Following the disaster, a group of 96 institutional investors (representing more than $10.3 trillion assets under management) have written to 683 extractive companies seeking greater disclosure on the management of tailings storage facilities.
The companies addressed, including major names in the mining industry such as BHP, Rio Tinto, Anglo American, Glencore and Vale itself, have been given 45 days to publicly disclose their dams’ size, construction methods and safety records.
About 100 investors, led by the Church of England Pensions Board and Sweden’s public pension fund, expect the companies to publish the answers to 20 questions sent, covering issues such as the height and type of dams they have, their capacity, engineering records and safety checks.
Industry group the International Council on Mining and Minerals (ICMM) said in March it was working with the United Nations Environment Programme (UNEP) and the Principles for Responsible Investment (PRI) to develop new standards.
Currently there are no set of universal rules defining exactly what a tailings dam is, how to build one and how to care for it after it is decommissioned.
There are about 3,500 tailings dams around the world.

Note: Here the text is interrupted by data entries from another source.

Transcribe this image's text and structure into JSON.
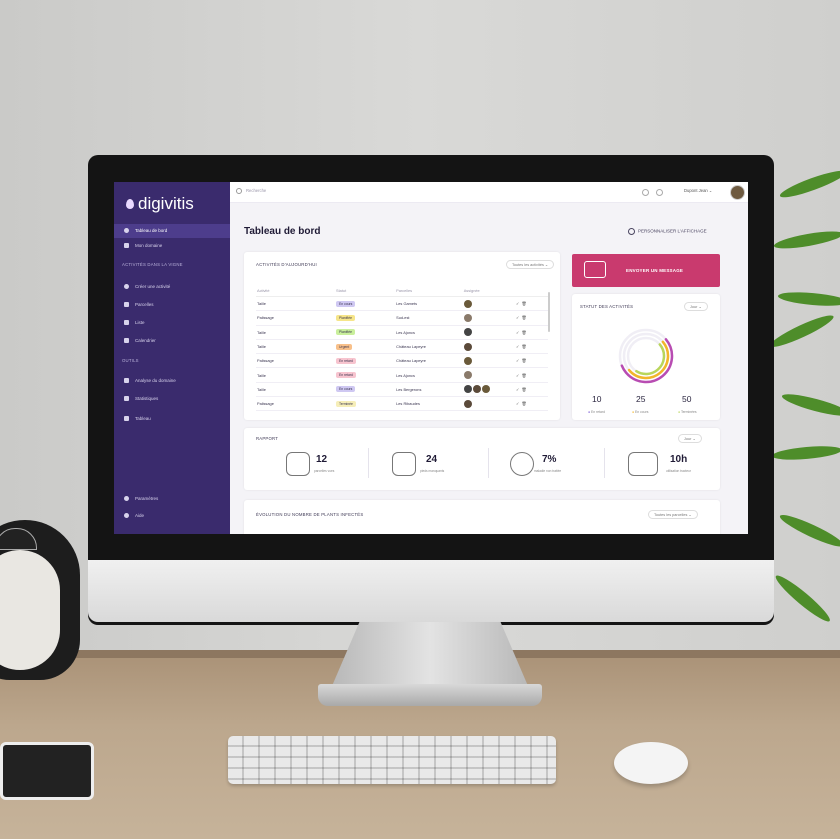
{
  "brand": {
    "name": "digivitis"
  },
  "sidebar": {
    "items": [
      {
        "label": "Tableau de bord",
        "active": true
      },
      {
        "label": "Mon domaine",
        "active": false
      }
    ],
    "section_activities": "ACTIVITÉS DANS LA VIGNE",
    "activity_items": [
      {
        "label": "Créer une activité"
      },
      {
        "label": "Parcelles"
      },
      {
        "label": "Liste"
      },
      {
        "label": "Calendrier"
      }
    ],
    "section_tools": "OUTILS",
    "tool_items": [
      {
        "label": "Analyse du domaine"
      },
      {
        "label": "Statistiques"
      },
      {
        "label": "Tableau"
      }
    ],
    "footer_items": [
      {
        "label": "Paramètres"
      },
      {
        "label": "Aide"
      }
    ]
  },
  "topbar": {
    "search_placeholder": "Recherche",
    "user_name": "Dupont Jean"
  },
  "main": {
    "title": "Tableau de bord",
    "customize_label": "PERSONNALISER L'AFFICHAGE"
  },
  "activities": {
    "title": "ACTIVITÉS D'AUJOURD'HUI",
    "filter_label": "Toutes les activités",
    "columns": [
      "Activité",
      "Statut",
      "Parcelles",
      "Assignée"
    ],
    "rows": [
      {
        "activity": "Taille",
        "status": "En cours",
        "status_color": "#cfc8f2",
        "parcel": "Les Gamets",
        "avatars": 1
      },
      {
        "activity": "Palissage",
        "status": "Planifiée",
        "status_color": "#f6e58a",
        "parcel": "Sud-est",
        "avatars": 1
      },
      {
        "activity": "Taille",
        "status": "Planifiée",
        "status_color": "#c9ef9c",
        "parcel": "Les Ajoncs",
        "avatars": 1
      },
      {
        "activity": "Taille",
        "status": "Urgent",
        "status_color": "#f8c08a",
        "parcel": "Château Lapeyre",
        "avatars": 1
      },
      {
        "activity": "Palissage",
        "status": "En retard",
        "status_color": "#f7c4cf",
        "parcel": "Château Lapeyre",
        "avatars": 1
      },
      {
        "activity": "Taille",
        "status": "En retard",
        "status_color": "#f7c4cf",
        "parcel": "Les Ajoncs",
        "avatars": 1
      },
      {
        "activity": "Taille",
        "status": "En cours",
        "status_color": "#cfc8f2",
        "parcel": "Les Bergerons",
        "avatars": 3
      },
      {
        "activity": "Palissage",
        "status": "Terminée",
        "status_color": "#f6eeb8",
        "parcel": "Les Ribaudes",
        "avatars": 1
      }
    ]
  },
  "message_button": {
    "label": "ENVOYER UN MESSAGE"
  },
  "activity_status": {
    "title": "STATUT DES ACTIVITÉS",
    "period": "Jour",
    "rings": [
      {
        "color": "#b84cb2",
        "fraction": 0.55
      },
      {
        "color": "#f2b62a",
        "fraction": 0.5
      },
      {
        "color": "#b9d65a",
        "fraction": 0.45
      }
    ],
    "stats": [
      {
        "value": "10",
        "label": "En retard",
        "color": "#7b5bd6"
      },
      {
        "value": "25",
        "label": "En cours",
        "color": "#f2b62a"
      },
      {
        "value": "50",
        "label": "Terminées",
        "color": "#b9d65a"
      }
    ]
  },
  "report": {
    "title": "RAPPORT",
    "period": "Jour",
    "kpis": [
      {
        "value": "12",
        "label": "parcelles vues",
        "icon": "leaf-icon"
      },
      {
        "value": "24",
        "label": "pieds manquants",
        "icon": "vine-leaf-icon"
      },
      {
        "value": "7%",
        "label": "maladie non traitée",
        "icon": "grape-icon"
      },
      {
        "value": "10h",
        "label": "utilisation tracteur",
        "icon": "tractor-icon"
      }
    ]
  },
  "evolution": {
    "title": "ÉVOLUTION DU NOMBRE DE PLANTS INFECTÉS",
    "filter_label": "Toutes les parcelles"
  }
}
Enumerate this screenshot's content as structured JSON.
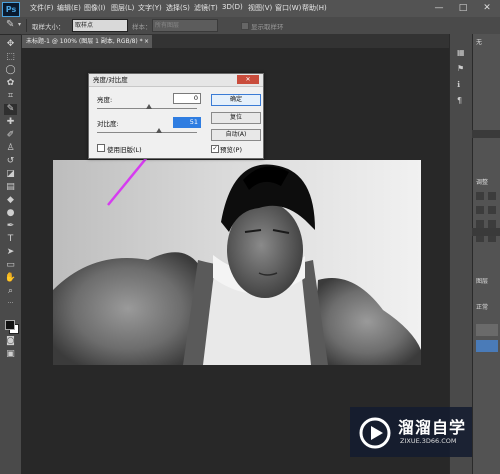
{
  "app": {
    "logo": "Ps"
  },
  "menu": [
    "文件(F)",
    "编辑(E)",
    "图像(I)",
    "图层(L)",
    "文字(Y)",
    "选择(S)",
    "滤镜(T)",
    "3D(D)",
    "视图(V)",
    "窗口(W)",
    "帮助(H)"
  ],
  "window_controls": {
    "minimize": "—",
    "maximize": "□",
    "close": "✕"
  },
  "options": {
    "brush_size_label": "取样大小：",
    "brush_size_value": "取样点",
    "sample_label": "样本：",
    "sample_value": "所有图层",
    "show_ring_label": "显示取样环"
  },
  "document": {
    "tab_title": "未标题-1 @ 100% (图层 1 副本, RGB/8) *",
    "tab_close": "×"
  },
  "right_panel": {
    "header_text": "无",
    "layers_label": "调整",
    "paths_label": "图层",
    "normal_label": "正常"
  },
  "dialog": {
    "title": "亮度/对比度",
    "close": "✕",
    "brightness_label": "亮度:",
    "brightness_value": "0",
    "contrast_label": "对比度:",
    "contrast_value": "51",
    "ok_label": "确定",
    "reset_label": "复位",
    "auto_label": "自动(A)",
    "legacy_label": "使用旧版(L)",
    "preview_label": "预览(P)",
    "preview_checked": true,
    "legacy_checked": false
  },
  "watermark": {
    "title": "溜溜自学",
    "url": "ZIXUE.3D66.COM"
  },
  "colors": {
    "accent": "#3a7bd5",
    "arrow": "#d63cf0",
    "ps_blue": "#4aa3df"
  }
}
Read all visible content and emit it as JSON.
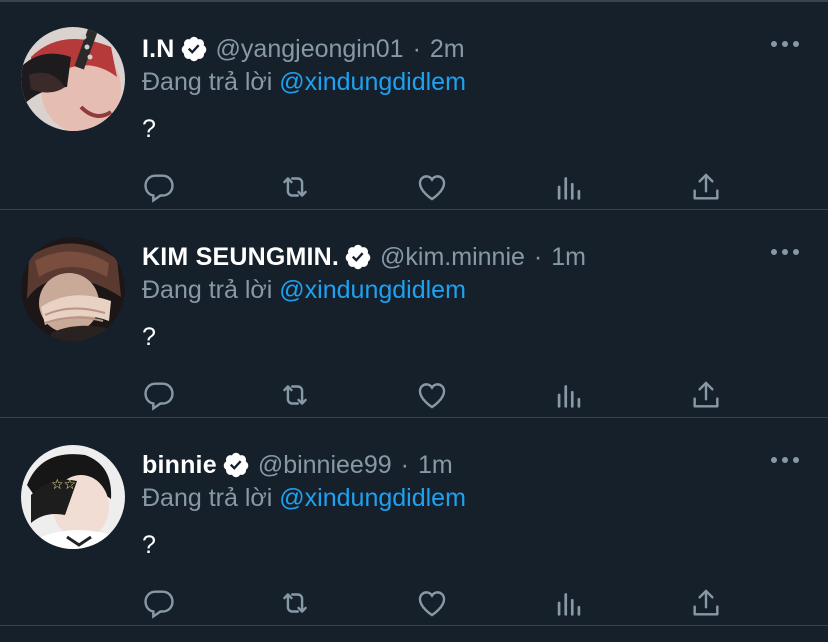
{
  "tweets": [
    {
      "name": "I.N",
      "handle": "@yangjeongin01",
      "time": "2m",
      "reply_prefix": "Đang trả lời",
      "reply_to": "@xindungdidlem",
      "text": "?"
    },
    {
      "name": "KIM SEUNGMIN.",
      "handle": "@kim.minnie",
      "time": "1m",
      "reply_prefix": "Đang trả lời",
      "reply_to": "@xindungdidlem",
      "text": "?"
    },
    {
      "name": "binnie",
      "handle": "@binniee99",
      "time": "1m",
      "reply_prefix": "Đang trả lời",
      "reply_to": "@xindungdidlem",
      "text": "?"
    }
  ],
  "separator": "·",
  "icons": {
    "verified": "verified-badge-icon",
    "more": "more-dots-icon",
    "reply": "reply-icon",
    "retweet": "retweet-icon",
    "like": "heart-icon",
    "analytics": "analytics-icon",
    "share": "share-icon"
  },
  "colors": {
    "background": "#15202b",
    "divider": "#38444d",
    "secondary_text": "#8899a6",
    "mention": "#1da1f2",
    "primary_text": "#ffffff"
  }
}
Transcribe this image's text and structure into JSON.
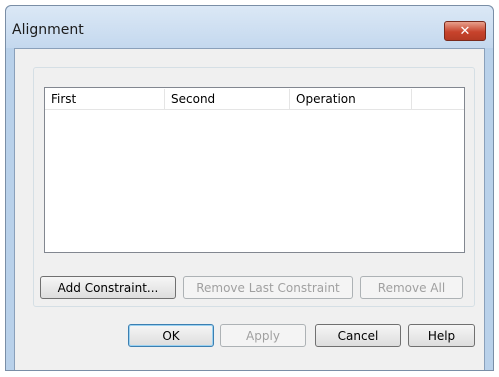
{
  "window": {
    "title": "Alignment",
    "close_glyph": "✕"
  },
  "constraints_list": {
    "columns": [
      "First",
      "Second",
      "Operation"
    ],
    "rows": []
  },
  "group_buttons": {
    "add": "Add Constraint...",
    "remove_last": "Remove Last Constraint",
    "remove_all": "Remove All"
  },
  "dialog_buttons": {
    "ok": "OK",
    "apply": "Apply",
    "cancel": "Cancel",
    "help": "Help"
  },
  "colors": {
    "accent": "#c7432c",
    "frame": "#b9d1ea",
    "client": "#f0f0f0"
  }
}
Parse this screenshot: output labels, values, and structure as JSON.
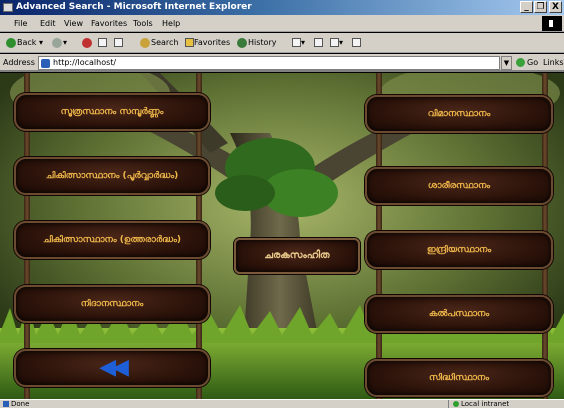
{
  "window": {
    "title": "Advanced Search - Microsoft Internet Explorer",
    "minimize": "_",
    "maximize": "❐",
    "close": "X"
  },
  "menu": {
    "items": [
      "File",
      "Edit",
      "View",
      "Favorites",
      "Tools",
      "Help"
    ]
  },
  "toolbar": {
    "back": "Back",
    "search": "Search",
    "favorites": "Favorites",
    "history": "History"
  },
  "address": {
    "label": "Address",
    "url": "http://localhost/",
    "dropdown": "▼",
    "go": "Go",
    "links": "Links"
  },
  "page": {
    "left_buttons": [
      "സൂത്രസ്ഥാനം സമ്പൂർണ്ണം",
      "ചികിത്സാസ്ഥാനം (പൂർവ്വാർദ്ധം)",
      "ചികിത്സാസ്ഥാനം (ഉത്തരാർദ്ധം)",
      "നിദാനസ്ഥാനം"
    ],
    "center_button": "ചരകസംഹിത",
    "right_buttons": [
      "വിമാനസ്ഥാനം",
      "ശാരീരസ്ഥാനം",
      "ഇന്ദ്രിയസ്ഥാനം",
      "കൽപസ്ഥാനം",
      "സിദ്ധിസ്ഥാനം"
    ],
    "back_icon": "◀◀"
  },
  "status": {
    "left": "Done",
    "right": "Local intranet"
  },
  "colors": {
    "button_text": "#f0b84a",
    "back_arrow": "#1e5fd8",
    "titlebar": "#0a246a"
  }
}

Unlike the ones used to build reservoirs or hydroelectric projects, tailings dams are not usually made from reinforced concrete or stone. They are mostly constructed from the waste material left over from mining operations, which — depending on the type of mine — can be toxic.
Only three countries in the world ban upstream dams — Chile, Peru, and now Brazil. Chile, the world’s No.1 copper producer, also regulates the minimum distance between dams and urban centres. But the nation still has 740 tailings deposits, only 101 of which are active, with the rest abandoned or inactive, according to data from mining agency Sernageomin.